Microsoft Announces Intentions To Purchase Yammer (NASDAQ: MSFT)

Microsoft announced plans buy Yammer, a social network service for businesses.  Yammer’s web-based service allows companies to create private social networks where employees can privately chat, shares files, and collaborate on projects.  The purchase is intended to strengthen Microsoft’s enterprise software business and allow the company to compete directly with Salesforce.com.  Microsoft will pay $1.2 billion in cash for the deal.

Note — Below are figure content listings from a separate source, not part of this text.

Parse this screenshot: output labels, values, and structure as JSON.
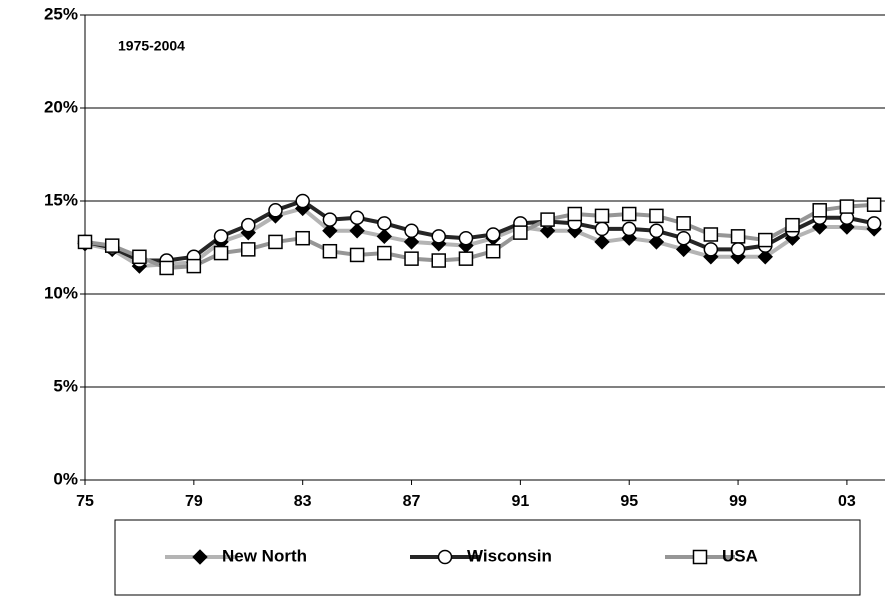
{
  "chart_data": {
    "type": "line",
    "annotation": "1975-2004",
    "x": [
      1975,
      1976,
      1977,
      1978,
      1979,
      1980,
      1981,
      1982,
      1983,
      1984,
      1985,
      1986,
      1987,
      1988,
      1989,
      1990,
      1991,
      1992,
      1993,
      1994,
      1995,
      1996,
      1997,
      1998,
      1999,
      2000,
      2001,
      2002,
      2003,
      2004
    ],
    "series": [
      {
        "name": "New North",
        "color": "#b4b4b4",
        "marker": "diamond",
        "values": [
          12.7,
          12.4,
          11.5,
          11.6,
          11.7,
          12.8,
          13.3,
          14.2,
          14.6,
          13.4,
          13.4,
          13.1,
          12.8,
          12.7,
          12.6,
          13.0,
          13.6,
          13.4,
          13.4,
          12.8,
          13.0,
          12.8,
          12.4,
          12.0,
          12.0,
          12.0,
          13.0,
          13.6,
          13.6,
          13.5
        ]
      },
      {
        "name": "Wisconsin",
        "color": "#262626",
        "marker": "circle",
        "values": [
          12.8,
          12.5,
          11.8,
          11.8,
          12.0,
          13.1,
          13.7,
          14.5,
          15.0,
          14.0,
          14.1,
          13.8,
          13.4,
          13.1,
          13.0,
          13.2,
          13.8,
          13.9,
          13.8,
          13.5,
          13.5,
          13.4,
          13.0,
          12.4,
          12.4,
          12.6,
          13.4,
          14.1,
          14.1,
          13.8
        ]
      },
      {
        "name": "USA",
        "color": "#969696",
        "marker": "square",
        "values": [
          12.8,
          12.6,
          12.0,
          11.4,
          11.5,
          12.2,
          12.4,
          12.8,
          13.0,
          12.3,
          12.1,
          12.2,
          11.9,
          11.8,
          11.9,
          12.3,
          13.3,
          14.0,
          14.3,
          14.2,
          14.3,
          14.2,
          13.8,
          13.2,
          13.1,
          12.9,
          13.7,
          14.5,
          14.7,
          14.8
        ]
      }
    ],
    "xlim": [
      1975,
      2004.4
    ],
    "xticks": [
      {
        "value": 1975,
        "label": "75"
      },
      {
        "value": 1979,
        "label": "79"
      },
      {
        "value": 1983,
        "label": "83"
      },
      {
        "value": 1987,
        "label": "87"
      },
      {
        "value": 1991,
        "label": "91"
      },
      {
        "value": 1995,
        "label": "95"
      },
      {
        "value": 1999,
        "label": "99"
      },
      {
        "value": 2003,
        "label": "03"
      }
    ],
    "ylim": [
      0,
      25
    ],
    "yticks": [
      {
        "value": 0,
        "label": "0%"
      },
      {
        "value": 5,
        "label": "5%"
      },
      {
        "value": 10,
        "label": "10%"
      },
      {
        "value": 15,
        "label": "15%"
      },
      {
        "value": 20,
        "label": "20%"
      },
      {
        "value": 25,
        "label": "25%"
      }
    ],
    "grid": true
  }
}
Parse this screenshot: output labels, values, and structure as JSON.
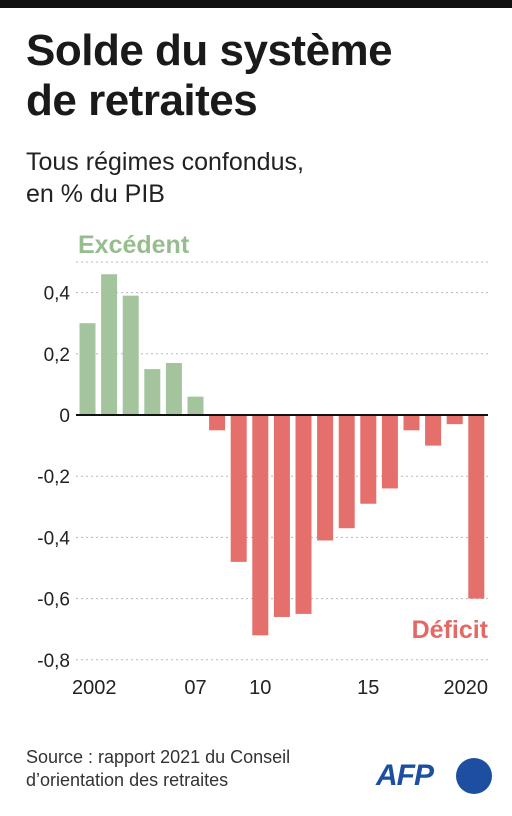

Yammer allows Microsoft to have a proven social networking product to add its applications and communication tools to.  Yammer offers both free and subscription services.  Steven A. Ballmer, Microsoft’s chief executive, said, “The acquisition of Yammer underscores our commitment to deliver technology that businesses need and people love.  Yammer adds a best-in-class enterprise social networking service to Microsoft’s growing portfolio of complementary cloud services.”

Microsoft has not seen great success with its social networking applications for businesses, though Microsoft’s suite of software is used in the majority of homes and offices.  Current offerings include SharePoint, a collaboration platform primarily used to share and manage documents.  Rob Koplowitz, a Forrester Research analyst, said, ‘Microsoft has been a bit slow to social game.  Social enterprise is taking off, and Microsoft needs a strong position.”

Under the terms of the deal, Yammer will continue to be led by David Sacks, its current chief executive.  Mr. Sacks co-founded Yammer in 2008 out of Geni, a genealogy and social networking site.  The company’s investors and board members include former executives of Facebook and PayPal.

The service has grown at a rapid rate over the last four years.  Yammer has more than five million users and is used by over 85% of Fortune 500 companies.  Yammer has raised a total of $142 million in venture capital, recently increasing the total by $85 million from a financing round led by Draper Fisher Jurvetson in late February.

Mr. Sacks said in a statement, “When we started Yammer four years ago, we set out to do something big.  We had a vision for how social networking could change the way we work.  Joining Microsoft will accelerate that vision and give us access to the technologies, expertise and resources we’ll need to scale and innovate.”  Yammer will be added to Microsoft’s office division.